In college, I received absolutely no exposure to the Classical school that was essentially rebranded as supply-side economics sometime in the mid- to late-1970s. Interestingly, this omission occurred despite the prominent role supply-side economics had played in policymaking during the Reagan Administration in the years before I started college in 1986.

I also never received any introduction to the free-market Austrian school. As incredible as it seems, I didn’t know the names Hayek and Von Mises until many years later.

Apparently the free market was déclassé and remains so to this day in much of academe [notable exceptions include George Mason University, Grove City College, and Hillsdale College].

I was well into my career as an investment management professional when I began to question the usefulness and efficacy of demand-side economics as a tool to help make better investment decisions.  The problem became apparent. Demand-side theories simply don’t explain what happens in the real world.

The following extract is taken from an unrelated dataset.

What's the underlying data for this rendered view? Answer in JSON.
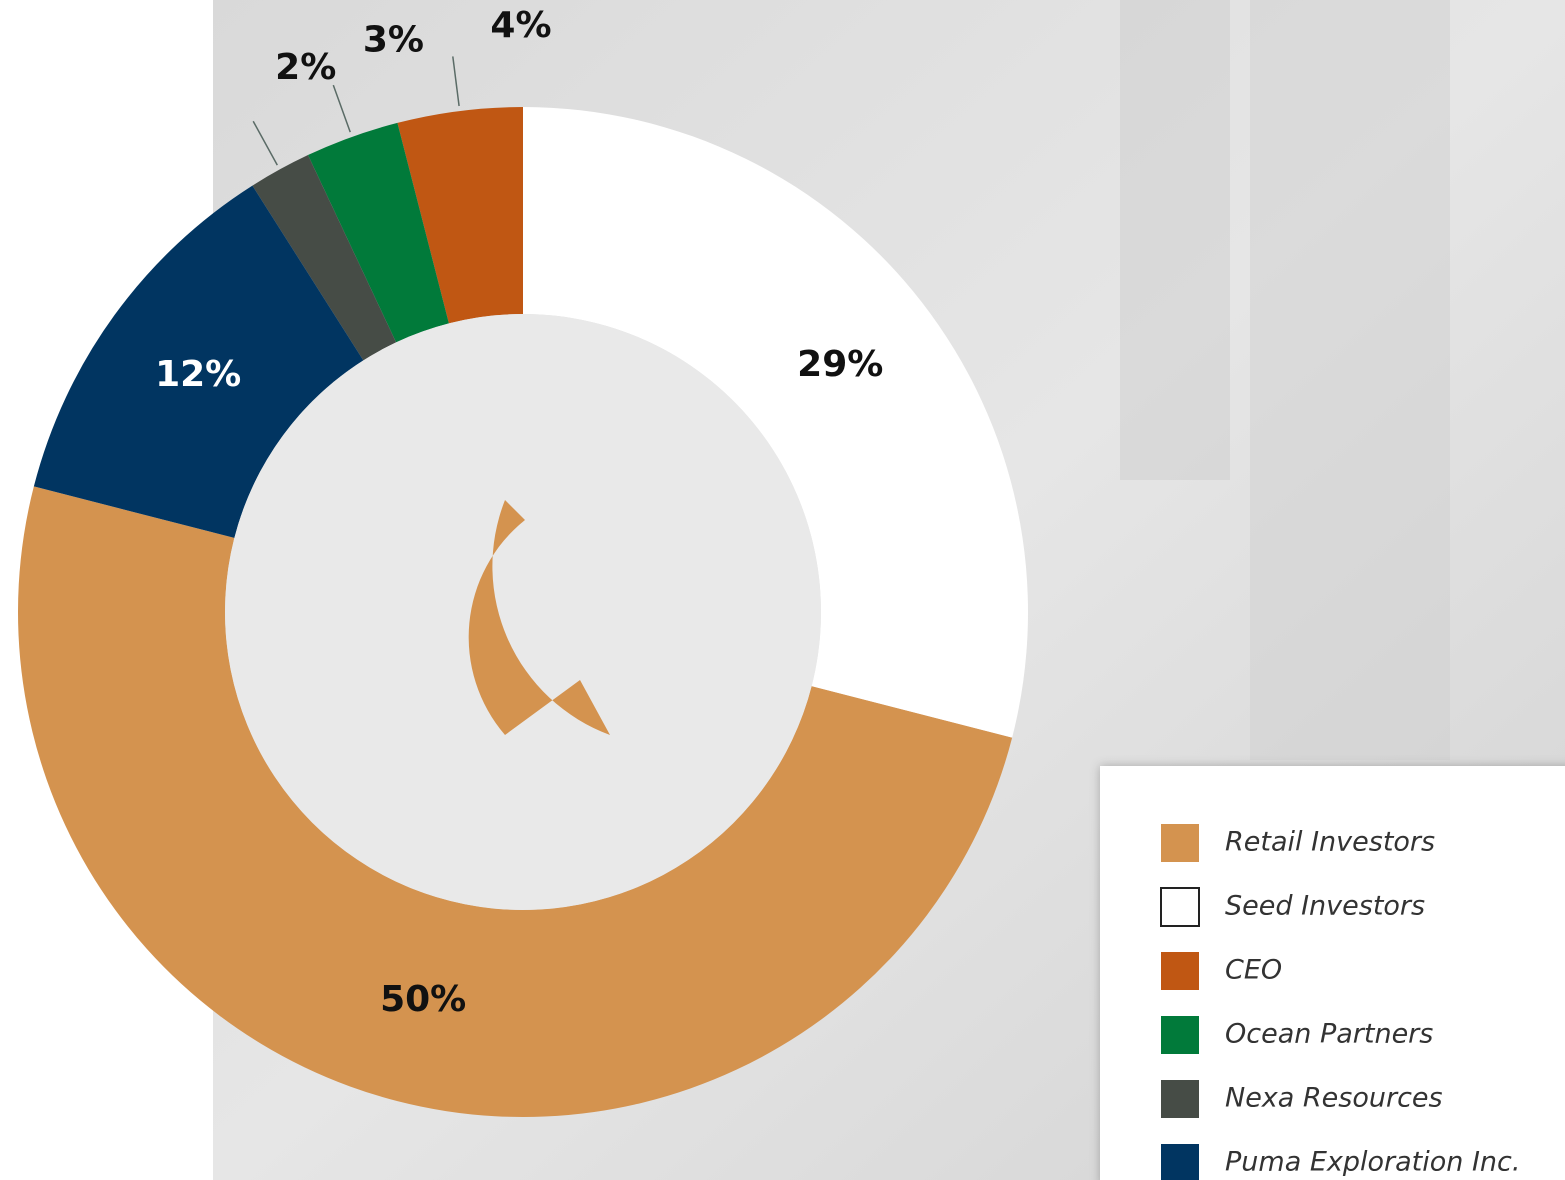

Fortunately, the supply-side framework does have explanatory power and can be used to help forecast markets.  

During my self-education beginning in the early- to mid 2000’s, I was greatly influenced by many classical political economists and philosophers of the 17th and 18th centuries such as John Baptiste-Say, Frederic Bastiat, Adam Smith, David Ricardo, and John Stuart Mill.

I learned supply-side economics from key pioneers who are unfortunately no longer with us including Jude Wanniski, Robert Bartley, Jack Kemp, and Warren Brookes. Wanniski’s Supply-Side University, still available on-line at Polyconomics.com, remains a treasure-trove of knowledge for the aspiring learner. I still visit the site on a regular basis.

Late Austrian influences include Ludwig von Mises, Friedrich Hayek, Leonard Read, and Henry Hazlitt. Incredible sources of information in the Austrian tradition include the Ludwig Von Mises Institute and the Foundation for Economic Freedom.

Key contemporary influences include the following: John Tamny, Richard Salsman, Nathan Lewis, Steven Forbes, George Gilder, Arthur Laffer, Louis Woodhill, Brian Domitrovic, Ken Landon, Seth Lipsky, Robert Mundell, Reuven Brenner, Ralph Benko, Charles Kadlec, Lewis Lehrman, Larry Kudlow, Judy Shelton, Marc Miles, Vlad Signorelli, Paul Hoffmeister, Dan Mitchell, Walter Williams, Thomas Sowell, Thomas Woods, and Ron Paul.

I will single out John Tamny, who is editor at Forbes Opinions and RealClearMarkets, as the most important source of my understanding and appreciation of supply-side economics. John is easily one of the smartest persons I have had the pleasure of meeting. No one can explain the importance of sound money better than John. I am truly indebted to him for the knowledge he has imparted to me through his columns and public appearances.

It is my sincere hope that you enjoy the content and become a regular visitor!